I've got a Gentoo box running 2.6.11-hardened-r15, acting as a NAT router using iptables. 

I have no problem with basic usage and Xbox Live gaming, but one thing I've noticed is that I can get connectivity problems with some XBLive users. What's more, I notice that when plugging my cable modem directly into the Xbox to try and work around the problem, the Xbox performs tasks (like logging into Xbox Live) with much less delay than I'm used to when using the router box. From what I observe, I think the connectivity problems with certain other people stem from additional latency experienced in my normal setup (the games in question are, I believe, denying the game based on perceived "poor" connection latency between me and the other player).

These conditions are with nobody else using the network, so it's not a case of someone hogging bandwidth on another machine on the network. 

My question isn't to ask for a fix (as the details here are obviously too light for that), but rather I'm just looking for suggestions and ideas as to what the source of the problem MIGHT be. Does sending traffic through the router box really add THAT much latency? Could there be something in my iptables rules (or perhaps something missing) that could lead to sub-optimal performance? I haven't really messed with QoS stuff yet, especially since the problem occurs when nothing else is tapping the network. Does the "hardened" kernel contain patches that might sacrifice network performance/latency in the name of security?

----------

## AvantLegion

Anyone? Bueller?

Can I at least get a hint as to if the "hardened" kernel might be (part of) the problem?

----------

## To

When that happends what's your processor and mem load?

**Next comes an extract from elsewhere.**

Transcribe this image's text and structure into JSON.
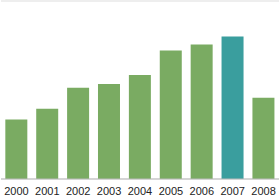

How much RAM and swap you have?

Tó

----------

## josh

I came here looking for a solution to a problem I'm having. I have an iptables firewall in a production environment. Well, it isn't my server, I'm just an entry level programmer. But the server has become slow over the course of about 90 days. Its pretty tight. We only allow connections from a few hundred of our clients and drop the rest. The server is a Xeon 2.8G with 1G of Ram running the firewall. more specifically, its not slow routing traffic through it. But when you ssh in or try to do anything mildy cpu intensive, like 'ps' or 'w' it can take around 10 or 20 seconds. The load is not high and 'top' shows that the cpu is mostly idle (although top takes FOREVER to run). Nobody is worried about it because it is not slowing production in anyway. But I want to say taht it is a problem with the firewall script. Iptables is not properly flushed at the beginning of it. So everytime we add a new client, the script gets run again, without being flushed. Would this cause the system to slow up in this way?

----------

## opentaka

1. Could be your DNS problem? Sometimes under NAT, DNS resolve can be bit buggy, reversing your /etc/resolv.conf entry can be possible way of fixing it.

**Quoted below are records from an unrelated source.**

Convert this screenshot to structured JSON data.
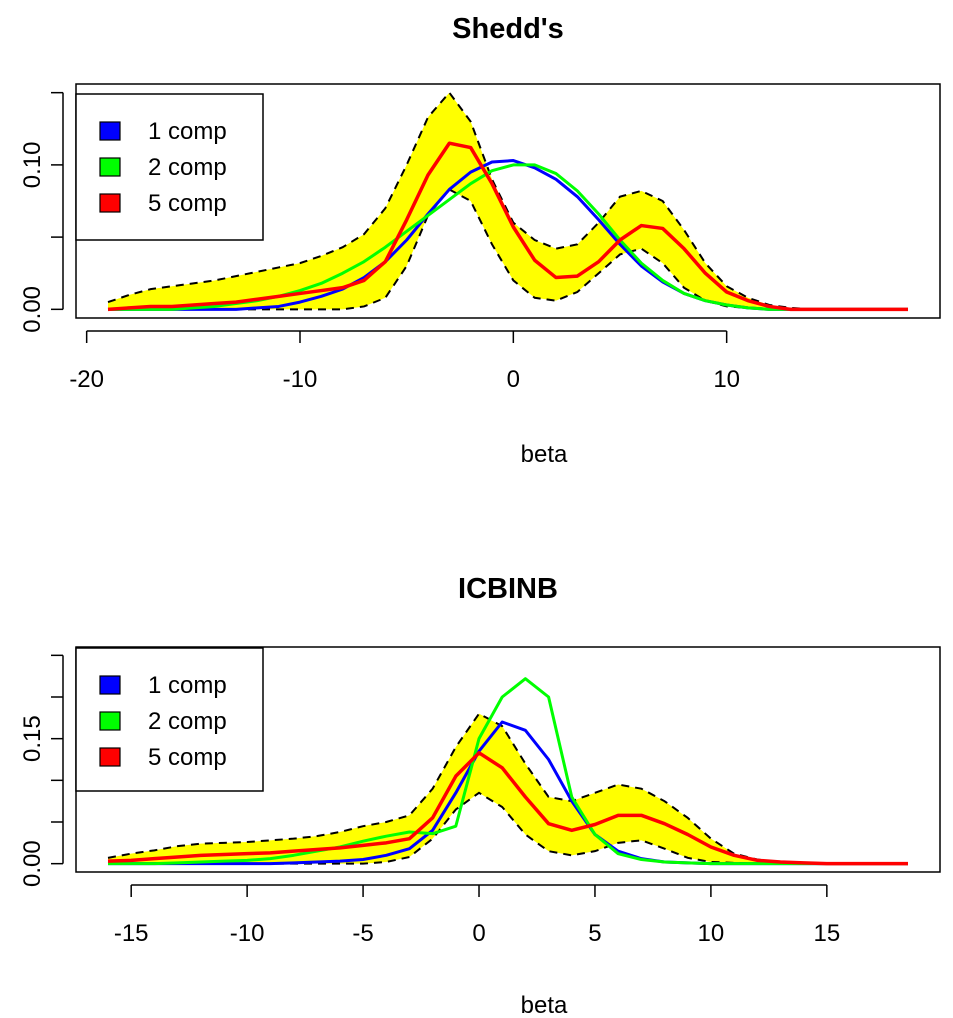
{
  "chart_data": [
    {
      "type": "line",
      "title": "Shedd's",
      "xlabel": "beta",
      "ylabel": "",
      "xlim": [
        -19,
        18.5
      ],
      "ylim": [
        0,
        0.15
      ],
      "xticks": [
        -20,
        -10,
        0,
        10
      ],
      "xtick_labels": [
        "-20",
        "-10",
        "0",
        "10"
      ],
      "yticks": [
        0,
        0.05,
        0.1,
        0.15
      ],
      "ytick_labels": [
        "0.00",
        "",
        "0.10",
        ""
      ],
      "legend_position": "top-left",
      "x": [
        -19,
        -18,
        -17,
        -16,
        -15,
        -14,
        -13,
        -12,
        -11,
        -10,
        -9,
        -8,
        -7,
        -6,
        -5,
        -4,
        -3,
        -2,
        -1,
        0,
        1,
        2,
        3,
        4,
        5,
        6,
        7,
        8,
        9,
        10,
        11,
        12,
        13,
        14,
        15,
        16,
        17,
        18.5
      ],
      "band": {
        "color": "#ffff00",
        "lower": [
          0,
          0,
          0,
          0,
          0,
          0,
          0,
          0,
          0,
          0,
          0,
          0,
          0.002,
          0.008,
          0.03,
          0.065,
          0.083,
          0.075,
          0.045,
          0.02,
          0.008,
          0.006,
          0.012,
          0.025,
          0.038,
          0.042,
          0.032,
          0.015,
          0.006,
          0.002,
          0.001,
          0,
          0,
          0,
          0,
          0,
          0,
          0
        ],
        "upper": [
          0.005,
          0.01,
          0.014,
          0.016,
          0.018,
          0.02,
          0.023,
          0.026,
          0.029,
          0.032,
          0.037,
          0.043,
          0.052,
          0.07,
          0.1,
          0.133,
          0.15,
          0.13,
          0.09,
          0.06,
          0.048,
          0.042,
          0.045,
          0.06,
          0.078,
          0.082,
          0.075,
          0.055,
          0.032,
          0.016,
          0.008,
          0.003,
          0.001,
          0,
          0,
          0,
          0,
          0
        ]
      },
      "series": [
        {
          "name": "1 comp",
          "color": "#0000ff",
          "values": [
            0,
            0,
            0,
            0,
            0,
            0,
            0,
            0.001,
            0.002,
            0.005,
            0.009,
            0.014,
            0.022,
            0.033,
            0.048,
            0.066,
            0.083,
            0.095,
            0.102,
            0.103,
            0.098,
            0.09,
            0.078,
            0.062,
            0.045,
            0.03,
            0.019,
            0.011,
            0.006,
            0.003,
            0.001,
            0,
            0,
            0,
            0,
            0,
            0,
            0
          ]
        },
        {
          "name": "2 comp",
          "color": "#00ff00",
          "values": [
            0,
            0,
            0,
            0,
            0.001,
            0.002,
            0.004,
            0.006,
            0.009,
            0.013,
            0.018,
            0.025,
            0.033,
            0.043,
            0.054,
            0.065,
            0.076,
            0.087,
            0.096,
            0.1,
            0.1,
            0.094,
            0.082,
            0.066,
            0.048,
            0.032,
            0.02,
            0.011,
            0.006,
            0.003,
            0.001,
            0,
            0,
            0,
            0,
            0,
            0,
            0
          ]
        },
        {
          "name": "5 comp",
          "color": "#ff0000",
          "values": [
            0,
            0.001,
            0.002,
            0.002,
            0.003,
            0.004,
            0.005,
            0.007,
            0.009,
            0.011,
            0.013,
            0.015,
            0.02,
            0.033,
            0.062,
            0.093,
            0.115,
            0.112,
            0.087,
            0.057,
            0.034,
            0.022,
            0.023,
            0.033,
            0.048,
            0.058,
            0.056,
            0.042,
            0.025,
            0.012,
            0.006,
            0.002,
            0,
            0,
            0,
            0,
            0,
            0
          ]
        }
      ]
    },
    {
      "type": "line",
      "title": "ICBINB",
      "xlabel": "beta",
      "ylabel": "",
      "xlim": [
        -16,
        18.5
      ],
      "ylim": [
        0,
        0.25
      ],
      "xticks": [
        -15,
        -10,
        -5,
        0,
        5,
        10,
        15
      ],
      "xtick_labels": [
        "-15",
        "-10",
        "-5",
        "0",
        "5",
        "10",
        "15"
      ],
      "yticks": [
        0,
        0.05,
        0.1,
        0.15,
        0.2,
        0.25
      ],
      "ytick_labels": [
        "0.00",
        "",
        "",
        "0.15",
        "",
        ""
      ],
      "legend_position": "top-left",
      "x": [
        -16,
        -15,
        -14,
        -13,
        -12,
        -11,
        -10,
        -9,
        -8,
        -7,
        -6,
        -5,
        -4,
        -3,
        -2,
        -1,
        0,
        1,
        2,
        3,
        4,
        5,
        6,
        7,
        8,
        9,
        10,
        11,
        12,
        13,
        14,
        15,
        16,
        17,
        18.5
      ],
      "band": {
        "color": "#ffff00",
        "lower": [
          0,
          0,
          0,
          0,
          0,
          0,
          0,
          0,
          0,
          0,
          0,
          0,
          0.002,
          0.008,
          0.03,
          0.065,
          0.085,
          0.068,
          0.035,
          0.015,
          0.01,
          0.015,
          0.025,
          0.028,
          0.018,
          0.007,
          0.002,
          0.001,
          0,
          0,
          0,
          0,
          0,
          0,
          0
        ],
        "upper": [
          0.007,
          0.012,
          0.016,
          0.021,
          0.024,
          0.025,
          0.026,
          0.028,
          0.03,
          0.033,
          0.038,
          0.045,
          0.05,
          0.058,
          0.09,
          0.14,
          0.18,
          0.165,
          0.12,
          0.08,
          0.075,
          0.085,
          0.095,
          0.09,
          0.075,
          0.055,
          0.03,
          0.012,
          0.005,
          0.002,
          0.001,
          0,
          0,
          0,
          0
        ]
      },
      "series": [
        {
          "name": "1 comp",
          "color": "#0000ff",
          "values": [
            0,
            0,
            0,
            0,
            0,
            0,
            0,
            0,
            0.001,
            0.002,
            0.003,
            0.005,
            0.01,
            0.018,
            0.04,
            0.085,
            0.135,
            0.17,
            0.16,
            0.125,
            0.075,
            0.035,
            0.015,
            0.006,
            0.002,
            0.001,
            0,
            0,
            0,
            0,
            0,
            0,
            0,
            0,
            0
          ]
        },
        {
          "name": "2 comp",
          "color": "#00ff00",
          "values": [
            0,
            0,
            0,
            0.001,
            0.002,
            0.003,
            0.004,
            0.006,
            0.01,
            0.015,
            0.02,
            0.027,
            0.033,
            0.038,
            0.036,
            0.045,
            0.15,
            0.2,
            0.222,
            0.2,
            0.08,
            0.035,
            0.012,
            0.005,
            0.002,
            0.001,
            0,
            0,
            0,
            0,
            0,
            0,
            0,
            0,
            0
          ]
        },
        {
          "name": "5 comp",
          "color": "#ff0000",
          "values": [
            0.003,
            0.004,
            0.006,
            0.008,
            0.01,
            0.011,
            0.012,
            0.013,
            0.015,
            0.017,
            0.019,
            0.022,
            0.025,
            0.03,
            0.055,
            0.105,
            0.133,
            0.115,
            0.08,
            0.048,
            0.04,
            0.047,
            0.058,
            0.058,
            0.048,
            0.035,
            0.02,
            0.01,
            0.004,
            0.002,
            0.001,
            0,
            0,
            0,
            0
          ]
        }
      ]
    }
  ]
}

2. Faulty hardware? some crappy ethernet device REALLY make speeds slow (I had with my pcmcia eth) and also very (near 100%) CPU usage.

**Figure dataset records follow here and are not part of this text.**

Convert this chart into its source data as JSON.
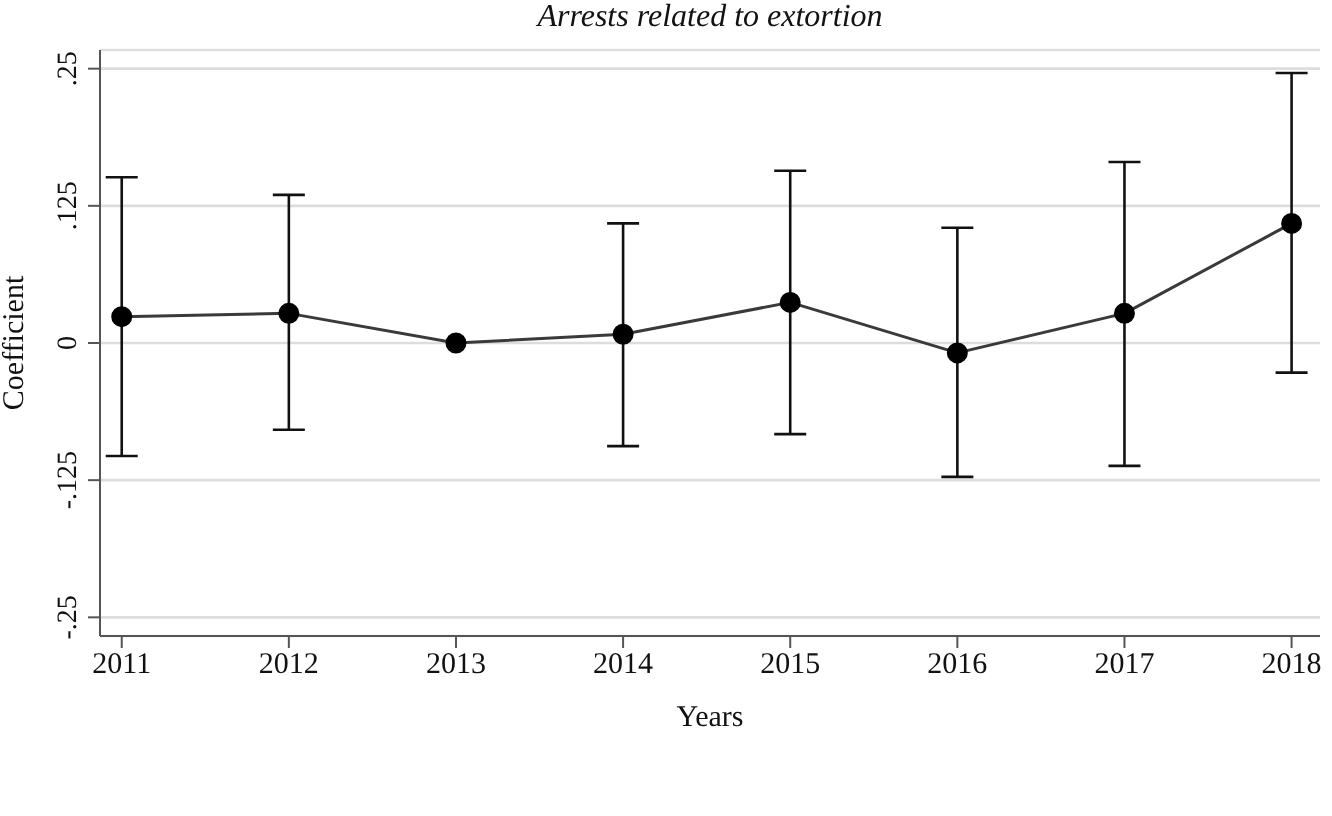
{
  "chart_data": {
    "type": "line",
    "title": "Arrests related to extortion",
    "xlabel": "Years",
    "ylabel": "Coefficient",
    "x": [
      2011,
      2012,
      2013,
      2014,
      2015,
      2016,
      2017,
      2018
    ],
    "series": [
      {
        "color": "#000000",
        "values": [
          0.024,
          0.027,
          0,
          0.008,
          0.037,
          -0.009,
          0.027,
          0.109
        ],
        "errors": [
          [
            -0.103,
            0.151
          ],
          [
            -0.079,
            0.135
          ],
          null,
          [
            -0.094,
            0.109
          ],
          [
            -0.083,
            0.157
          ],
          [
            -0.122,
            0.105
          ],
          [
            -0.112,
            0.165
          ],
          [
            -0.027,
            0.246
          ]
        ]
      }
    ],
    "xlim": [
      2010.87,
      2018.17
    ],
    "xticks": [
      2011,
      2012,
      2013,
      2014,
      2015,
      2016,
      2017,
      2018
    ],
    "ylim": [
      -0.267,
      0.267
    ],
    "yticks": [
      {
        "value": -0.25,
        "label": "-.25"
      },
      {
        "value": -0.125,
        "label": "-.125"
      },
      0,
      {
        "value": 0.125,
        "label": ".125"
      },
      {
        "value": 0.25,
        "label": ".25"
      }
    ],
    "grid": "y",
    "marker": "circle",
    "line_style": "solid",
    "legend": false
  }
}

3. Faulty network cable? (well this sounds stupid but really, bended cables sometimes cause this problem)

aslo verifying that its not because of your client box by connecting another box etc also good idea.

cheers,

----------

## josh

Yeah, I've tried connecting from various boxes. I'm pretty sure it is not a problem with bad eth card or cable because any traffic traveling through that box seems fine. any mtr shows packets going through taking very little time. It only happens with the above mentioned situations. Just seems like any kernel activity has to wait in line. I figured that because iptables is built into the kernel that it gets its time with the processor first. But it just seems like its way too high.

----------